During the thick of the project in 2012, 29 fin whales, second-largest mammal on the planet, were spotted near the entrance to the Douglas Channel right on the proposed supertanker route.

Discussing the risks for a devastating oil spill, Hobson explains these supertankers were “not designed for going through that kind of system.” To turn a ship that large, on average four to six times the size of the Exxon Valdez, requires action three kilometres in advance.

“I had the privilege of joining Mark as an artist in the Great Bear Rainforest as part of the Art for the Oil Free Coast campaign he led with the Raincoast Conservation Society,” said Whiting via email. “As a participant, I witnessed first-hand his visionary leadership and relentless and reasoned passion for the cause. I also witnessed the enormous respect both the artist and science communities have for him. He is especially deserving of recognition as someone of great humility who always redirects the spotlight on others around him.”

“I’ve enjoyed Mark’s commitment to the environment over the years,” said Roy Henry Vickers via email. “I was inspired to work with Mark on the Carmanah Valley project in 1989 as well as, Artists For An Oil Free Coast in 2012. We have a duty as artists to protect the environment as it is our sustaining force in life. I will continue to fight to protect the beauty of BC inspired by artists like, Mark Hobson.”

By August 2012, Hobson was working on the book, Canada’s Raincoast at Risk: Art for an Oil-free Coast, featuring multi-media artwork from carving to jewellery. A five-week art tour opened on Granville Island in Vancouver and travelled straight into the heart of oil country with a show at City Hall in Calgary, Alberta.

Local Strongheart Productions’ documentary premiered to rave reviews at Vancouver International Film Festival. Cameron Dennison emphasized, “Mark’s commitment to the environment is obvious and demonstrated by his actions every single day.”

On November 29, 2016, Justin Trudeau called a halt to the pipeline, promising a moratorium on oil tanker traffic on BC’s coast and a partial ban in a May 2017 bill. Tankers carrying more than 12,500 metric tons of crude or persistent oils would be prohibited from stopping at ports from Vancouver Island’s tip to northernmost BC on Alaska’s border.

Hobson is thrilled to receive an award whose past recipients include his heroes: David Shepherd, Robert Bateman, Richard Ellis, all people whose work is in the circle of environmental activism and art. “You can’t be in love with wildlife,” he says simply, “without wanting to keep it around.”

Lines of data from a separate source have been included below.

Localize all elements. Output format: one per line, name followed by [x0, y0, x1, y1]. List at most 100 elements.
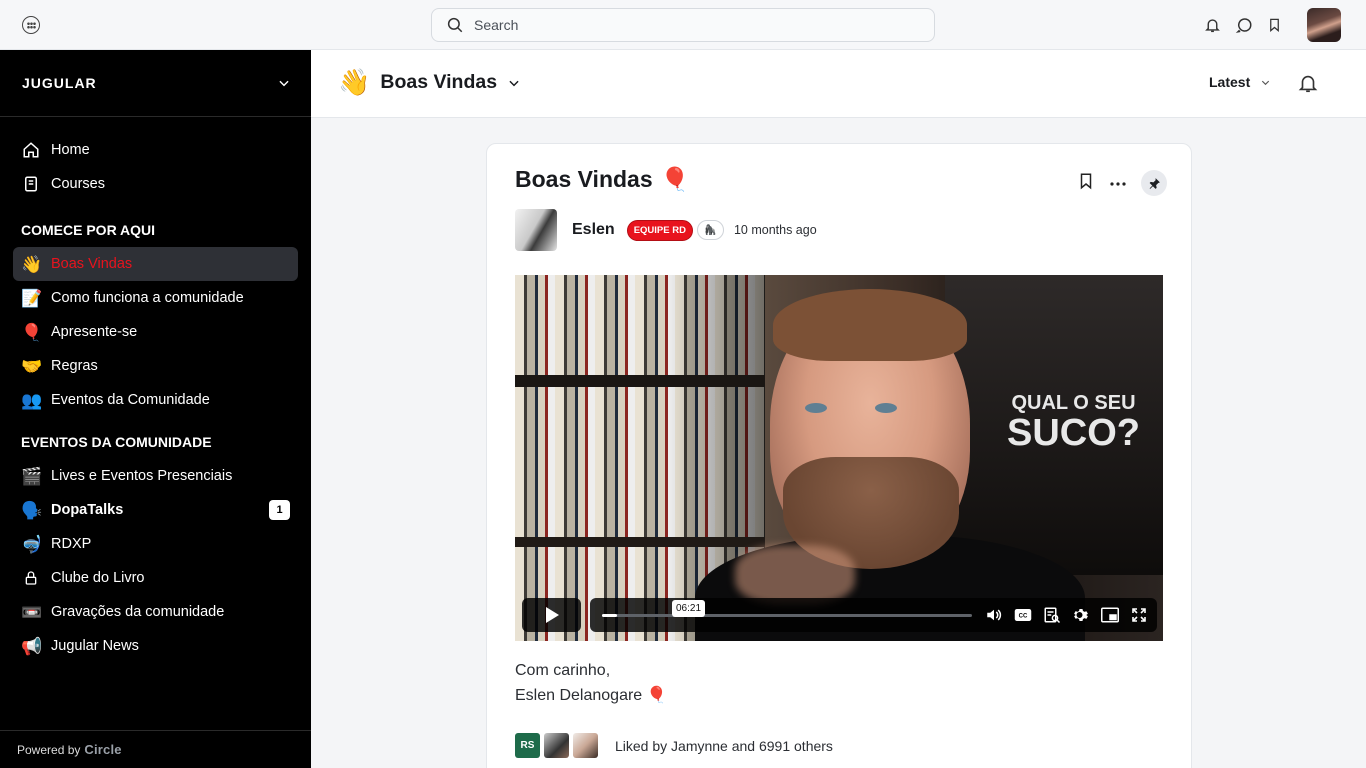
waving-hand-icon: 👋	[338, 67, 371, 97]
sidebar-item-boas-vindas[interactable]: 👋 Boas Vindas	[13, 247, 298, 281]
sidebar-item-gravacoes[interactable]: 📼 Gravações da comunidade	[13, 595, 298, 629]
sidebar-item-label: RDXP	[51, 536, 92, 552]
video-controls: 06:21 CC	[515, 598, 1163, 636]
video-shelf-plank	[515, 375, 775, 387]
memo-icon: 📝	[21, 288, 43, 308]
poster-line-1: QUAL O SEU	[1011, 392, 1136, 414]
sidebar-item-label: Gravações da comunidade	[51, 604, 225, 620]
picture-in-picture-icon[interactable]	[1100, 605, 1120, 625]
bookmarks-icon[interactable]	[1265, 15, 1284, 34]
sidebar-item-apresente-se[interactable]: 🎈 Apresente-se	[13, 315, 298, 349]
sidebar-item-jugular-news[interactable]: 📢 Jugular News	[13, 629, 298, 663]
sidebar-item-label: Como funciona a comunidade	[51, 290, 244, 306]
top-bar: Search	[0, 0, 1366, 50]
sidebar-item-lives[interactable]: 🎬 Lives e Eventos Presenciais	[13, 459, 298, 493]
video-progress-bar[interactable]: 06:21	[602, 600, 972, 617]
likes-row[interactable]: RS Liked by Jamynne and 6991 others	[515, 733, 833, 758]
balloon-icon: 🎈	[660, 166, 690, 192]
play-button[interactable]	[522, 598, 581, 632]
powered-by-footer[interactable]: Powered by Circle	[0, 730, 311, 768]
post-title-text: Boas Vindas	[515, 166, 653, 192]
captions-icon[interactable]: CC	[1013, 605, 1033, 625]
sidebar-item-label: Eventos da Comunidade	[51, 392, 210, 408]
notifications-bell-icon[interactable]	[1203, 15, 1222, 34]
videocassette-icon: 📼	[21, 602, 43, 622]
chevron-down-icon	[509, 80, 519, 86]
more-options-icon[interactable]	[1109, 174, 1127, 192]
post-timestamp[interactable]: 10 months ago	[734, 223, 817, 237]
search-icon	[447, 17, 463, 33]
chevron-down-icon	[1262, 80, 1270, 85]
author-name[interactable]: Eslen	[572, 221, 615, 239]
chevron-down-icon	[279, 80, 289, 87]
liker-avatar	[573, 733, 598, 758]
transcript-search-icon[interactable]	[1042, 605, 1062, 625]
sidebar-item-label: Jugular News	[51, 638, 139, 654]
sidebar-item-label: Regras	[51, 358, 98, 374]
sort-label: Latest	[1209, 74, 1251, 90]
courses-icon	[21, 175, 41, 193]
sidebar: JUGULAR Home Courses COMECE POR AQUI 👋 B…	[0, 50, 311, 768]
clapper-board-icon: 🎬	[21, 466, 43, 486]
sidebar-section-title[interactable]: COMECE POR AQUI	[0, 219, 311, 241]
volume-icon[interactable]	[984, 605, 1004, 625]
sidebar-item-rdxp[interactable]: 🤿 RDXP	[13, 527, 298, 561]
sidebar-item-label: DopaTalks	[51, 502, 124, 518]
space-header: 👋 Boas Vindas Latest	[311, 50, 1366, 118]
space-notifications-bell-icon[interactable]	[1297, 72, 1319, 99]
post-author-row: Eslen EQUIPE RD 🦍 10 months ago	[515, 209, 817, 251]
space-title: Boas Vindas	[380, 71, 498, 93]
author-avatar[interactable]	[515, 209, 557, 251]
sidebar-item-courses[interactable]: Courses	[13, 167, 298, 201]
fullscreen-icon[interactable]	[1129, 605, 1149, 625]
space-title-dropdown[interactable]: 👋 Boas Vindas	[338, 67, 521, 98]
community-switcher[interactable]: JUGULAR	[0, 50, 311, 117]
post-body-signature: Eslen Delanogare 🎈	[515, 683, 667, 708]
balloon-icon: 🎈	[646, 687, 667, 704]
play-icon	[545, 607, 559, 623]
video-shelf-plank	[515, 537, 775, 547]
handshake-icon: 🤝	[21, 356, 43, 376]
pin-icon[interactable]	[1141, 170, 1167, 196]
messages-chat-icon[interactable]	[1234, 15, 1253, 34]
bookmark-icon[interactable]	[1077, 171, 1095, 196]
sidebar-item-label: Lives e Eventos Presenciais	[51, 468, 233, 484]
sidebar-item-eventos-comunidade[interactable]: 👥 Eventos da Comunidade	[13, 383, 298, 417]
megaphone-icon: 📢	[21, 636, 43, 656]
video-control-bar: 06:21 CC	[590, 598, 1157, 632]
sidebar-item-como-funciona[interactable]: 📝 Como funciona a comunidade	[13, 281, 298, 315]
poster-line-2: SUCO?	[1007, 412, 1140, 454]
video-player[interactable]: QUAL O SEU SUCO? 06:21 CC	[515, 275, 1163, 641]
post-card: Boas Vindas 🎈 Eslen EQUIPE RD 🦍 10 month…	[486, 143, 1192, 768]
liker-avatar: RS	[515, 733, 540, 758]
user-avatar[interactable]	[1307, 8, 1341, 42]
community-menu-icon[interactable]	[22, 16, 40, 34]
video-speaker-eye	[875, 403, 897, 413]
sidebar-item-label: Boas Vindas	[51, 256, 133, 272]
home-icon	[21, 141, 41, 159]
sidebar-item-regras[interactable]: 🤝 Regras	[13, 349, 298, 383]
sidebar-item-dopatalks[interactable]: 🗣️ DopaTalks 1	[13, 493, 298, 527]
sidebar-item-home[interactable]: Home	[13, 133, 298, 167]
post-body-line: Com carinho,	[515, 662, 611, 679]
sort-dropdown[interactable]: Latest	[1209, 74, 1271, 90]
search-placeholder: Search	[474, 17, 519, 33]
search-input[interactable]: Search	[431, 8, 935, 42]
sidebar-section-title[interactable]: EVENTOS DA COMUNIDADE	[0, 431, 311, 453]
lock-icon	[21, 569, 41, 587]
likes-summary[interactable]: Liked by Jamynne and 6991 others	[615, 738, 833, 754]
sidebar-item-label: Apresente-se	[51, 324, 138, 340]
liker-avatar	[544, 733, 569, 758]
settings-gear-icon[interactable]	[1071, 605, 1091, 625]
video-speaker-hand	[735, 545, 855, 605]
svg-text:CC: CC	[1019, 614, 1028, 620]
sidebar-item-clube-do-livro[interactable]: Clube do Livro	[13, 561, 298, 595]
powered-by-text: Powered by	[17, 742, 81, 757]
post-title[interactable]: Boas Vindas 🎈	[515, 166, 689, 193]
video-poster-text: QUAL O SEU SUCO?	[1007, 393, 1140, 454]
video-time-tooltip: 06:21	[672, 600, 706, 617]
video-speaker-hair	[773, 289, 967, 361]
diving-mask-icon: 🤿	[21, 534, 43, 554]
gorilla-badge: 🦍	[696, 220, 724, 240]
speaking-head-icon: 🗣️	[21, 500, 43, 520]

Witness Hobson’s mesmerizing “Grizzly Bear on the Khutze Valley,” painted from memory in 2015 and inspired by earlier Great Bear Rainforest visits. Hanging in his Tofino gallery’s window, its incredible depth of field suggests a landscape that both transcends and hovers on the vanishing point. The grizzly, at its focal point, stares down seagulls near his salmon catch, while around the riverbank one of their confederates feasts on its spoils. The river is located at the head of the Khutze Inlet and at the heart of the Great Bear Rainforest, north of Bella Bella.

“It is with delight that I heard that Mark Hobson will receive the AFC Simon Combes Conservation Artist Award,” said Robert Bateman via email. “Art and Nature seem as central to Mark as they are to me. He is not only an excellent artist, but also a superb educator in natural history. His enthusiasm and knowledge have stimulated countless people and promoted the most worthy cause of a life lived with and in Nature.”